Archived from groups: comp.ai.games (
More info?)
Moti ezra a écrit :
> Hi All,
>
> I am trying to come up with an Othello program.
> I am using alpha-beta prunning search algorithm.
>
> I suspected some bugs so I striped my software from it's heuristics
> and used instead [number of my discs - Number of opponnent discs] as
> an evaluation function.
This is the maximizer evaluation function, which is known as being one
of the dumbest. A correlation study between the disc difference at any
time and the final score on a game database will show that:
- the correlation is always very tiny, meaning that the final score
depends only a very little on the disc difference in a midgame position.
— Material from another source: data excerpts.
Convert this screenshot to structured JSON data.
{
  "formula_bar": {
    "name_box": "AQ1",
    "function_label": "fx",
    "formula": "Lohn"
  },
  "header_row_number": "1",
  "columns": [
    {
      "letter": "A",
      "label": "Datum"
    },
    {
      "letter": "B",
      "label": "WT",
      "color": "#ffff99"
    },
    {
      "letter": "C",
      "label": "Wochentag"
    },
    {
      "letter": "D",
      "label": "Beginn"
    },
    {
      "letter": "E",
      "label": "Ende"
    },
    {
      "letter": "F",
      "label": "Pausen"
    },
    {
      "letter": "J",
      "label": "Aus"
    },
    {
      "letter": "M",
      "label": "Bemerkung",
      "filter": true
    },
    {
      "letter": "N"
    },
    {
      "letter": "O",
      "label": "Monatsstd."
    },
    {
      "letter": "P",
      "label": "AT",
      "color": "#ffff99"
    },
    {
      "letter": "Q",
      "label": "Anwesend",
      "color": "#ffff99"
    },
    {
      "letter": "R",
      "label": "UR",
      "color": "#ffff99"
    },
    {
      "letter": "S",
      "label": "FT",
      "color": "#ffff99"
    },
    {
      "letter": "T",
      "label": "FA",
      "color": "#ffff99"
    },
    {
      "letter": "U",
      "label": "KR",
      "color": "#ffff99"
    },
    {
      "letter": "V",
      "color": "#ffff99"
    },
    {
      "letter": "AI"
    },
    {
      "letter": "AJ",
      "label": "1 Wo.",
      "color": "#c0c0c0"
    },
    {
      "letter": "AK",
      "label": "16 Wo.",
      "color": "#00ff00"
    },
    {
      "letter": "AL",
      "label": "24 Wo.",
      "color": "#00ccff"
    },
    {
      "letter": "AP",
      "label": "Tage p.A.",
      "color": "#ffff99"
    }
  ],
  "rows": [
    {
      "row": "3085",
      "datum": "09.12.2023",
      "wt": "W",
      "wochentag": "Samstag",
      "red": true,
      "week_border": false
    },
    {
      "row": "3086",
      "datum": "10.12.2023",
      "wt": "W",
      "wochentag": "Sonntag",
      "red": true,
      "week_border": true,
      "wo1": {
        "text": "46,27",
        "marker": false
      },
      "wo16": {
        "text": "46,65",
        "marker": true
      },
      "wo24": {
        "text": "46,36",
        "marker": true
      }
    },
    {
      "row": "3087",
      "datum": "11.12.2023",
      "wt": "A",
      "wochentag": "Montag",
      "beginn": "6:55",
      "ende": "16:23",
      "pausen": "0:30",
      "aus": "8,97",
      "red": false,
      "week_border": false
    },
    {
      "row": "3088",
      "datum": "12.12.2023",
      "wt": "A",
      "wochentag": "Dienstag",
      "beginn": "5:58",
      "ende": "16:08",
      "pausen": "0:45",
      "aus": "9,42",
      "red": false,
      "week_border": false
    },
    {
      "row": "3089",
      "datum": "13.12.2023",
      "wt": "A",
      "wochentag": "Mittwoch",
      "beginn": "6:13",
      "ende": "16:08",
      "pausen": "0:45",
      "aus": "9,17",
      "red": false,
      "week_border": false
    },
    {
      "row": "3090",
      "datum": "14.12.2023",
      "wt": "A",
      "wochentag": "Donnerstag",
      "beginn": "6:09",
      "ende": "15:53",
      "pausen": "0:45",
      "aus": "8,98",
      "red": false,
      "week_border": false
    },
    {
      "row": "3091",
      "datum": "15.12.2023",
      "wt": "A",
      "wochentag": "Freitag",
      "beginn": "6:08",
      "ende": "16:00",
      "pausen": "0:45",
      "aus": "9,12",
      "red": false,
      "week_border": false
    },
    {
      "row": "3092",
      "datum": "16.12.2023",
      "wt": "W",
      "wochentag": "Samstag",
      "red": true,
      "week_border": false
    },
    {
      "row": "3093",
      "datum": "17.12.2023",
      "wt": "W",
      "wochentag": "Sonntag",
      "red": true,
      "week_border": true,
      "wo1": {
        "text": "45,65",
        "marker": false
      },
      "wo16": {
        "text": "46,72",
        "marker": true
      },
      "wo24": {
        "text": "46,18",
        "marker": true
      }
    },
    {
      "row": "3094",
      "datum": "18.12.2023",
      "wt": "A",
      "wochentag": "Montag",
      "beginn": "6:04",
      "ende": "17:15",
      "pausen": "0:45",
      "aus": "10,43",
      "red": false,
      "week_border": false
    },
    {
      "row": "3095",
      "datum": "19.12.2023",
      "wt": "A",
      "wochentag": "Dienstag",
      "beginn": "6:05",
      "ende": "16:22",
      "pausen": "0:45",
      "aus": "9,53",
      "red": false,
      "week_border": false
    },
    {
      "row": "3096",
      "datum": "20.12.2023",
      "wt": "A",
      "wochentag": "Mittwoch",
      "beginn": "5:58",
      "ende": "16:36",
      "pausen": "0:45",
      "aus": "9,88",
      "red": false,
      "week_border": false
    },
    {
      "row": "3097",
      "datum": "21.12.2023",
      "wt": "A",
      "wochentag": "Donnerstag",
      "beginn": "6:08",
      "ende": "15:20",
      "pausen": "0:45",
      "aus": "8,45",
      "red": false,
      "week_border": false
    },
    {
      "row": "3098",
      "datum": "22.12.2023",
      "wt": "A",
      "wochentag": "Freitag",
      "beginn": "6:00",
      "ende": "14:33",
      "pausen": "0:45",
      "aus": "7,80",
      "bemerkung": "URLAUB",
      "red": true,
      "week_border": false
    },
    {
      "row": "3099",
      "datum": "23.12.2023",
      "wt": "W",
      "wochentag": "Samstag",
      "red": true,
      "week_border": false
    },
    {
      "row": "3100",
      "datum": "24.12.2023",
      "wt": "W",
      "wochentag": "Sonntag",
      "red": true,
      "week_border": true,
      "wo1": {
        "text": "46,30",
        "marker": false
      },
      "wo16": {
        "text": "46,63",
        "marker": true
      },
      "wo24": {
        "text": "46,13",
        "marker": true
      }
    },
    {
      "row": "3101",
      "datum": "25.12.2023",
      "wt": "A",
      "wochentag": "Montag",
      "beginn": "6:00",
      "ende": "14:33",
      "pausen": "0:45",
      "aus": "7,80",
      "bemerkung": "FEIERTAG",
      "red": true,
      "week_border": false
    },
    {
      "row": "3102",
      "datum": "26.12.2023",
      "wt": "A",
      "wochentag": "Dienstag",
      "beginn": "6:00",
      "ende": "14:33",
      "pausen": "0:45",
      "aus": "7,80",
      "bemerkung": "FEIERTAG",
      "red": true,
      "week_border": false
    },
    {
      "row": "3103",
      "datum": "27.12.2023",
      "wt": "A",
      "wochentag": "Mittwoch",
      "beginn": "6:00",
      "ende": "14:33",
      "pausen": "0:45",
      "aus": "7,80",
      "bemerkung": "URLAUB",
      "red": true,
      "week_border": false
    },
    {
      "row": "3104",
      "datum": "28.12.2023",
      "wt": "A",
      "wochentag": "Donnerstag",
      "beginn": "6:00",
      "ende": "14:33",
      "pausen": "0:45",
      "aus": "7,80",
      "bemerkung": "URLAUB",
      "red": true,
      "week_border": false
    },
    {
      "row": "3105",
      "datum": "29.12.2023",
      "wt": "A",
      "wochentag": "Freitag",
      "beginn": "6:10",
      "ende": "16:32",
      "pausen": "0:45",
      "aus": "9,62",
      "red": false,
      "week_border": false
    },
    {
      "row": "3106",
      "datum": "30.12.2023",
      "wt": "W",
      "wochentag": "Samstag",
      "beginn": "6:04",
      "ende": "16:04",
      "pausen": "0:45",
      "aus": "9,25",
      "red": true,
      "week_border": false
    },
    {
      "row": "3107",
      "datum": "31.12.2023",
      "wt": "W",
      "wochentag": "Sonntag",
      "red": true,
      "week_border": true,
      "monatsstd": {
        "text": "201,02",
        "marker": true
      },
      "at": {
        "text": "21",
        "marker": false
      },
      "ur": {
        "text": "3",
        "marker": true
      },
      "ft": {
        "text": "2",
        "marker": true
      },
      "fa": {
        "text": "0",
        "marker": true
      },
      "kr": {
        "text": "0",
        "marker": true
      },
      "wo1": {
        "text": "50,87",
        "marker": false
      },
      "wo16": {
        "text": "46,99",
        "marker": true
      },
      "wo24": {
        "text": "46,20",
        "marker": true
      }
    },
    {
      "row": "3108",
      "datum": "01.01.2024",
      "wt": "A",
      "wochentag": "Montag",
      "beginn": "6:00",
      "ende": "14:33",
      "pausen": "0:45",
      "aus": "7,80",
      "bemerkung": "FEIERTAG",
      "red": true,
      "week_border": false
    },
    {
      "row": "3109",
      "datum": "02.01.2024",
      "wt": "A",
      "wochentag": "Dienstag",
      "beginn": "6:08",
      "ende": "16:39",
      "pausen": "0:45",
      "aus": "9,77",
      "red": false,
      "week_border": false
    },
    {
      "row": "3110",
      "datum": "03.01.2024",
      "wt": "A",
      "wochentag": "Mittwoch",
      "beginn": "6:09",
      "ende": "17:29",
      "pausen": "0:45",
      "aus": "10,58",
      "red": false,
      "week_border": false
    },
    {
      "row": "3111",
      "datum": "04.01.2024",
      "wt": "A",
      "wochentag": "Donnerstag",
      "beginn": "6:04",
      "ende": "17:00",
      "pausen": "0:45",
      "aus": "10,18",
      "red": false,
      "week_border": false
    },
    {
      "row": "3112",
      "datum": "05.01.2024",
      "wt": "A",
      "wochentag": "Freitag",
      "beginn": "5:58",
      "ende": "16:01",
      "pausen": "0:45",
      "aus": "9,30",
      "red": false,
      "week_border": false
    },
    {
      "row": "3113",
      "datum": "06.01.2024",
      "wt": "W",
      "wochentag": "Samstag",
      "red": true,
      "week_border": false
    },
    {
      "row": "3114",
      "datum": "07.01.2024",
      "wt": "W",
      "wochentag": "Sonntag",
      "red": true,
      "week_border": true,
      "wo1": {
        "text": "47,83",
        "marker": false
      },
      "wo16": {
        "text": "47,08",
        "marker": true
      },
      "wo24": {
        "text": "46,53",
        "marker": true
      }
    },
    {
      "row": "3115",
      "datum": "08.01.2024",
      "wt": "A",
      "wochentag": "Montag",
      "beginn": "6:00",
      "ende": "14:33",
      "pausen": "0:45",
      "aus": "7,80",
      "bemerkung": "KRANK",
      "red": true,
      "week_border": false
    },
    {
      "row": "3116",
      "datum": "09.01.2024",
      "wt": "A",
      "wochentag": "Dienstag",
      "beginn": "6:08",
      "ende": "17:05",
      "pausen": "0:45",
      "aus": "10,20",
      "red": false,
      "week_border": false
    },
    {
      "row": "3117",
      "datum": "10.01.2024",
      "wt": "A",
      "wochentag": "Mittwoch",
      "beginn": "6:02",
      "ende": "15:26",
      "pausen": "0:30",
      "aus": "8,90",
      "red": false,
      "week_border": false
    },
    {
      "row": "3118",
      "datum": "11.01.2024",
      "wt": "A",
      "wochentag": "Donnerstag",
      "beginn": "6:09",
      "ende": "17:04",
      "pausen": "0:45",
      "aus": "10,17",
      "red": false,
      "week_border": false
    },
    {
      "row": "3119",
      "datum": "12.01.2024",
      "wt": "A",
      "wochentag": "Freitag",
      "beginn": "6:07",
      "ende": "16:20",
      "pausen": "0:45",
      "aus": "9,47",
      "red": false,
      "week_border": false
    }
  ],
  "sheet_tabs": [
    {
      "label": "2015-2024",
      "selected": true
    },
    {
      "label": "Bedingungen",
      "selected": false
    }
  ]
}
- the correlation is negative for the first 48 plies, null around ply
48, and positive for the last 12 moves. So maximizing the disc
difference mostly select bad moves during most of the game.
> I have a primitive baseline version that uses the same idea but up to
> depth 1 , that is only looking at current best avilable move.
>
> When I am searching up to depth 1-2 I can win the baseline, but If I
> increase my depth to 5-6, I loose!!! (52 / 12).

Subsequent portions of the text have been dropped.